Ian Hacking has argued that it may be wrong to think of these individuals as describing autism “from the inside.” He invites us to read these texts “not as describing well-defined experience, but as creating ways to express experiences,” and suggests that they may be “less telling what it is like to be autistic than constituting it.”24 The contrast between telling what it is like and constituting it may be misleading. Could the accounts not be doing both? Perhaps all of us, in finding words to describe to others our often blurry and amorphous inner lives, impose on them interpretations that change our own experiences of those lives. Telling and constituting interact with each other, whether we have autism or not.
Hacking’s objection to talking about things “inside the mind” is that it carries the suggestion that looking inside the mind is like trying to see into a closed box. So from outside we can know what someone thinks, feels, or intends only by inference from their behavior. He follows Ludwig Wittgenstein in being skeptical about the need for inference. Just as we often see, rather than infer, what a painting depicts, so we often see that someone is angry or intends to answer the telephone.
Wittgenstein was influenced by Wolfgang Kohler, who believed we see a whole gestalt, not separate items to be put together like a jigsaw. Kohler said that a friend looking at my face will see me tense up when I notice a snake. He is quite right that the friend will not have to work out an inference: “There is a snake. Now it is entering his visual field. The expression on his face has suddenly changed. Perhaps I can infer that he has undergone a change of psychological state.” We do not have the innocent eye that would make such a labor of it. Instead we have all the mechanisms underlying the grammar of facial interpretation. We are not conscious of them, but their functioning lets us to see it intuitively.
None of this means that the metaphor, if it is a metaphor, of “inside” is misleading. Often we can read in a face anger, inner guilt, or love. But not always. Proust was right to be uncertain about how Françoise felt about him. And most people can’t just see how an autistic person behaving strangely is feeling inside. Autistic grammar of expression and of interpretation is different from ours, and not intuitive to us.

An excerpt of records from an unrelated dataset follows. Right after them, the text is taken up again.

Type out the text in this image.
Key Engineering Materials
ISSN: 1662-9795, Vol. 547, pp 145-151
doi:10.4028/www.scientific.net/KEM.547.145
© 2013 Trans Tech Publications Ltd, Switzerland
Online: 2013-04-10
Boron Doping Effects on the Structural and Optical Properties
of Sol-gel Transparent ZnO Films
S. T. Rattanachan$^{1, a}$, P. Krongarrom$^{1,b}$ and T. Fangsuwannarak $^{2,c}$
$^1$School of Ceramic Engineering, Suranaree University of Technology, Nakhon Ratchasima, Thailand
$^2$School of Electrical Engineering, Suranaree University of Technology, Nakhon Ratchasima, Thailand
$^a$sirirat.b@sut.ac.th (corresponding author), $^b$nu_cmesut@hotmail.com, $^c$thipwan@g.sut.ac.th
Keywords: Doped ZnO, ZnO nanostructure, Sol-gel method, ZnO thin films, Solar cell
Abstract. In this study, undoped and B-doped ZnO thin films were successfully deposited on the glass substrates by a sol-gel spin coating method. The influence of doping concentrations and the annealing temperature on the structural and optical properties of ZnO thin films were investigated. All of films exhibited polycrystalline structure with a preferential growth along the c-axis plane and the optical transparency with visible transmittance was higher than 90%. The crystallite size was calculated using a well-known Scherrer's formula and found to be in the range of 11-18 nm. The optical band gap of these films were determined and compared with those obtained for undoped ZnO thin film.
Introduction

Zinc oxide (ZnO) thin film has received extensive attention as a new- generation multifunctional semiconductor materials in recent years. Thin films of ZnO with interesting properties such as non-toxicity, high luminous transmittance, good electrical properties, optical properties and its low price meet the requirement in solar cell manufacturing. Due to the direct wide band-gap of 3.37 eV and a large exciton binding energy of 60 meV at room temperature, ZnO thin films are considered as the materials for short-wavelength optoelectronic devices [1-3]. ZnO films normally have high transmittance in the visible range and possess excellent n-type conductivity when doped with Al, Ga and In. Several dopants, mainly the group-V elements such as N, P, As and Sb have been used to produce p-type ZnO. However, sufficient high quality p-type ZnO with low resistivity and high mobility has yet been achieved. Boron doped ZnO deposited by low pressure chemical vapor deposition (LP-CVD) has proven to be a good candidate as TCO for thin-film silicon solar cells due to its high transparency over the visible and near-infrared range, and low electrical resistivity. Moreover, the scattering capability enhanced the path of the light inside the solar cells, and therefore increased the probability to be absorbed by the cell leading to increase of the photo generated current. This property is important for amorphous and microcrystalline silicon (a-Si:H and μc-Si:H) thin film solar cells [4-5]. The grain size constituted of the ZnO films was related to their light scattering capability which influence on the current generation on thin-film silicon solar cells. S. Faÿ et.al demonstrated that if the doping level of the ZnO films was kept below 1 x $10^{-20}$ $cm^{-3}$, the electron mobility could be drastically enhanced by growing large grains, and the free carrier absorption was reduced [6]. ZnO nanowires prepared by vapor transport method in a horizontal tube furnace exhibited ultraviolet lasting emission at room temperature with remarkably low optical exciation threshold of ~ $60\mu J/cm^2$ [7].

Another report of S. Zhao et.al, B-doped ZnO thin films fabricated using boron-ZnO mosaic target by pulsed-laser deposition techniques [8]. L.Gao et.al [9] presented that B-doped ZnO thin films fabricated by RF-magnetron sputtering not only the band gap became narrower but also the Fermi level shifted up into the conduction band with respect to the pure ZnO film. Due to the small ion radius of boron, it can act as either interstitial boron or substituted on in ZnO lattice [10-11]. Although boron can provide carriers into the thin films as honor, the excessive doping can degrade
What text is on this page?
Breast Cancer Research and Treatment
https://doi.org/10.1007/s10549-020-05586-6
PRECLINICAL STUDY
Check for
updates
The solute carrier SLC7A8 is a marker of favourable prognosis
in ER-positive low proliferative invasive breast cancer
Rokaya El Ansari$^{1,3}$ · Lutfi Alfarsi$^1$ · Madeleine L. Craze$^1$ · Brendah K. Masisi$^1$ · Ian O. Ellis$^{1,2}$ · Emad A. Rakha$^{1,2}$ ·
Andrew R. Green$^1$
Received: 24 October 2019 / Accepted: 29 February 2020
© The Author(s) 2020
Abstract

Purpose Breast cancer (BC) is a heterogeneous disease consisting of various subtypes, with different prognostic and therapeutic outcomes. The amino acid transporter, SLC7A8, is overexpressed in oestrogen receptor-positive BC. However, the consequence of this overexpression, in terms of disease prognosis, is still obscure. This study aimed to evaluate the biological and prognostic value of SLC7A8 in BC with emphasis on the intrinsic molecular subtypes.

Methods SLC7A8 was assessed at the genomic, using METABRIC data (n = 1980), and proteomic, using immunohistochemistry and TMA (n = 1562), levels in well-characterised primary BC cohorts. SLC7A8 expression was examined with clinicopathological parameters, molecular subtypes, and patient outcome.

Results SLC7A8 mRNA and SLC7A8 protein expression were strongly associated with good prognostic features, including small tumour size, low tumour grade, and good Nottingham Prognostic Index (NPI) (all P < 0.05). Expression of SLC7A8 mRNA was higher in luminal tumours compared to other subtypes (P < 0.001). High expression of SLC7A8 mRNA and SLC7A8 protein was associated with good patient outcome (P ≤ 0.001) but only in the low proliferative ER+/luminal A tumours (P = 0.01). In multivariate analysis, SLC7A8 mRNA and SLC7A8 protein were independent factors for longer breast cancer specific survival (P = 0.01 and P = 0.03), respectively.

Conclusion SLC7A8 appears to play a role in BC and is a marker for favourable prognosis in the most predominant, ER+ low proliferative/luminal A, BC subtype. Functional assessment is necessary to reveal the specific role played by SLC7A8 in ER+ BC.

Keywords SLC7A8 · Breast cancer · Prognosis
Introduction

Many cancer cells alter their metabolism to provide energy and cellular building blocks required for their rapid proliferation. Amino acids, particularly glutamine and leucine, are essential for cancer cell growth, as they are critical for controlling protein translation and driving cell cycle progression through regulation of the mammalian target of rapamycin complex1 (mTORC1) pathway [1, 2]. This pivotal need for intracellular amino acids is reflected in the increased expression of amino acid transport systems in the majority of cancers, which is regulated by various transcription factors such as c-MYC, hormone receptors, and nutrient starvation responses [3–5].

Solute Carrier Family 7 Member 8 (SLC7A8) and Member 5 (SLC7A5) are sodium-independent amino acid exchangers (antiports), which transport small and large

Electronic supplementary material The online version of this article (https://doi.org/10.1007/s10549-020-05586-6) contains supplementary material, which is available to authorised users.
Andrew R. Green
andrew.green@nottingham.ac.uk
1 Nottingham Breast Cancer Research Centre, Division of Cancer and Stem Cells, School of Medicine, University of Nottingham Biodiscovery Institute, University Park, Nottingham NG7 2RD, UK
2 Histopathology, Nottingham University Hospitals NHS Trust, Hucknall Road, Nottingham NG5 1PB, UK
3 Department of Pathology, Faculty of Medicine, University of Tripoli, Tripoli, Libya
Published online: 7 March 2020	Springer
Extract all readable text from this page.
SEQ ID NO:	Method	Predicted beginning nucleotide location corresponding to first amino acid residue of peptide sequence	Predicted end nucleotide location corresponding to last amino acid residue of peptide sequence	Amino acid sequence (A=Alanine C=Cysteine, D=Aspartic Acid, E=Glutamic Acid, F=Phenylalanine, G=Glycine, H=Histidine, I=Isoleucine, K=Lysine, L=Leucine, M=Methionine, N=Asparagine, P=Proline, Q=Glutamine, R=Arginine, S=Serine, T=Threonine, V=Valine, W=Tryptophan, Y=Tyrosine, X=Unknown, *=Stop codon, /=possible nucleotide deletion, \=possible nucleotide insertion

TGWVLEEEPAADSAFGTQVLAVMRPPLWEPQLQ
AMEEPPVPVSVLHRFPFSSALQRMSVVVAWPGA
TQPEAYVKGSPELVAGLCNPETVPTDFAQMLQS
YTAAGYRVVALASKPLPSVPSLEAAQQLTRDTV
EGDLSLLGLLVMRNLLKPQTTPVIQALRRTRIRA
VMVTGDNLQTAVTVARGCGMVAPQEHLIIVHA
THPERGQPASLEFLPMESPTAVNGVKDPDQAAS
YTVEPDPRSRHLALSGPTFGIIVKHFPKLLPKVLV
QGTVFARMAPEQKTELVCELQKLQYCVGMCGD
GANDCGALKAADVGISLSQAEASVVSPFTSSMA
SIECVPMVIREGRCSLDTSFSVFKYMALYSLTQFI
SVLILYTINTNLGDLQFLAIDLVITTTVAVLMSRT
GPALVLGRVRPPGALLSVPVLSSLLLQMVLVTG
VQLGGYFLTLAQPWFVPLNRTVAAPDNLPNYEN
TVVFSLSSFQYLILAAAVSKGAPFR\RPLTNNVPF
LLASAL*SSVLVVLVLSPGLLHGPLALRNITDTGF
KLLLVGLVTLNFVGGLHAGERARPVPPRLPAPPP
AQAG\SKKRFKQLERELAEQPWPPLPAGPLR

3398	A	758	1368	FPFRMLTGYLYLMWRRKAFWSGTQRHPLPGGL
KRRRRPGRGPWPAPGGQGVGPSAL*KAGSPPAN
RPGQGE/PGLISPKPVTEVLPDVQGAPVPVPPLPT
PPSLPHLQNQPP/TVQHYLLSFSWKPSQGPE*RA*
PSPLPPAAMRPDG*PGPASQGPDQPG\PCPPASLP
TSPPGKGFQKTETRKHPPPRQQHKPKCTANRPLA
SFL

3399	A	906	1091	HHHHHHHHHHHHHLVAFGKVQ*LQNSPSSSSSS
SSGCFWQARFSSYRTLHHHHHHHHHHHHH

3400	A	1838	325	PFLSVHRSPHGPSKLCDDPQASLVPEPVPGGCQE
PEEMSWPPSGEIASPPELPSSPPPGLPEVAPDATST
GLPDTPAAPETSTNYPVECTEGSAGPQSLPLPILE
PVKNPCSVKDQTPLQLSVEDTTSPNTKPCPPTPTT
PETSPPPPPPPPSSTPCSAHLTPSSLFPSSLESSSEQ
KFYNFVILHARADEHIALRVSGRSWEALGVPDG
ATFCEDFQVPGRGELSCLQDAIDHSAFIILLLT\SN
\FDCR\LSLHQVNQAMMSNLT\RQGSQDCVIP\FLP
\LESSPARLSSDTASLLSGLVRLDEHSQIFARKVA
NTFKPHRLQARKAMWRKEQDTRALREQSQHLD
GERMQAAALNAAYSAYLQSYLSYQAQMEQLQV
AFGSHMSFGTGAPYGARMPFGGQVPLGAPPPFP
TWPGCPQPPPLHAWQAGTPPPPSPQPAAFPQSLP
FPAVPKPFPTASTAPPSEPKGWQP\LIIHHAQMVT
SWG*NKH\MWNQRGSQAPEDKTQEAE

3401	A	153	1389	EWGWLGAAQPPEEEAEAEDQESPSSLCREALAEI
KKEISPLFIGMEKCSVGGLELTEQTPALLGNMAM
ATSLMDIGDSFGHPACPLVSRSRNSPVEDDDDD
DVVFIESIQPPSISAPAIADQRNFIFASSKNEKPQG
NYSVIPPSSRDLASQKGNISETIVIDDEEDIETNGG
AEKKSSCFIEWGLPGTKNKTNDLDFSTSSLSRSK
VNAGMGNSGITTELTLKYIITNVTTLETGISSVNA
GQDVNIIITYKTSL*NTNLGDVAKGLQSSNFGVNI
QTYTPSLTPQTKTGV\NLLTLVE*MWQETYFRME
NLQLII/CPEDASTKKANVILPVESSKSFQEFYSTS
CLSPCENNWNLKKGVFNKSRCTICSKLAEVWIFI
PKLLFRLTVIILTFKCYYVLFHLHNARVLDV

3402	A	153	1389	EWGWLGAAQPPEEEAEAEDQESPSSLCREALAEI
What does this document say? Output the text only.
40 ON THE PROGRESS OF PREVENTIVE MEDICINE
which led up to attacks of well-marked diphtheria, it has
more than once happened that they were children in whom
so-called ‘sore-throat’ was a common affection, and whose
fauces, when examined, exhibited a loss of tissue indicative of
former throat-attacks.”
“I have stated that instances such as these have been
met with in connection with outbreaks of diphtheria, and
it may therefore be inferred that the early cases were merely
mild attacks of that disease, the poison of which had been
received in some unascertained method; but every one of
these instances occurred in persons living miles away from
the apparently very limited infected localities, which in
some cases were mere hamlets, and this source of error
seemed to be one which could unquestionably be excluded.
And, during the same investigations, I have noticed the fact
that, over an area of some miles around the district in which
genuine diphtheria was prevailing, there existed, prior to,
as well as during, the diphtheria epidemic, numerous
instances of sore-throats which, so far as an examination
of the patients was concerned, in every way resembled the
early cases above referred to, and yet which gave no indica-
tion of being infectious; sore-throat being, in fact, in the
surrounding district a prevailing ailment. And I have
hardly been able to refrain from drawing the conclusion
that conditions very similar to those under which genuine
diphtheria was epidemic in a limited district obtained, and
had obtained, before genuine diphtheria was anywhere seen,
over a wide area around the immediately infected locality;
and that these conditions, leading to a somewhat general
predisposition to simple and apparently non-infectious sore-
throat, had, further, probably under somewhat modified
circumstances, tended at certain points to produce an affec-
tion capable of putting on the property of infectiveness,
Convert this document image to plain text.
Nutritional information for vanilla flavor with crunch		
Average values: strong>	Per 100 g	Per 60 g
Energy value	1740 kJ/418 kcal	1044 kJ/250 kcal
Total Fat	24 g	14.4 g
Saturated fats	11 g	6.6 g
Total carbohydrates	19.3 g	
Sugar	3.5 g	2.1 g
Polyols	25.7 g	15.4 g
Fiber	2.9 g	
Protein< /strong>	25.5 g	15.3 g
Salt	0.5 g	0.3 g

If we see a girl making a puddle and giggling as the wet seeps into the carpet, the interpretation does not just leap out at us. Does this mean that the autobiographical account is not “telling what it is like to be autistic” but instead “constituting” it? When Donna Williams later wrote, “The more I covered that carpet, the more of a ‘me’ in the world there was,” she is using metaphorical language that the rest of us might use. It seems unnecessarily skeptical to doubt that she is expressing a feeling we understand.
Temple Grandin once said, “Much of the time I feel like an anthropologist on Mars.”25 Some people on the autistic spectrum express the thought the other way around. Clare Sainsbury’s book about her schooldays, Martian in the Playground, reflects the fact that (what she later discovered to be) Asperger’s syndrome made her feel put on this planet by mistake. If we were visited by real Martians, we would expect their language to be difficult for us and would make great efforts to interpret them. The rest of us formerly did not realize that people with autism were in this way Martians, whose strange behavior was a language we could try to interpret.
It goes without saying that those autistic people who feel like Martians are not aliens. (Homo sum, humani nihil a me alienum puto.) Now that some of the “Martians” have managed to break through and tell us a bit about their thought and language, there is a real hope that we can start to map its outlines, its dialects, and its idiosyncratic personal differences. There may still be a long way to go, but the fundamental change has taken place. What seemed too strange to have any meaning is now potentially open to interpretation and to all that may flow from that. It is a model to bear in mind when approaching other “unintelligible” psychiatric conditions.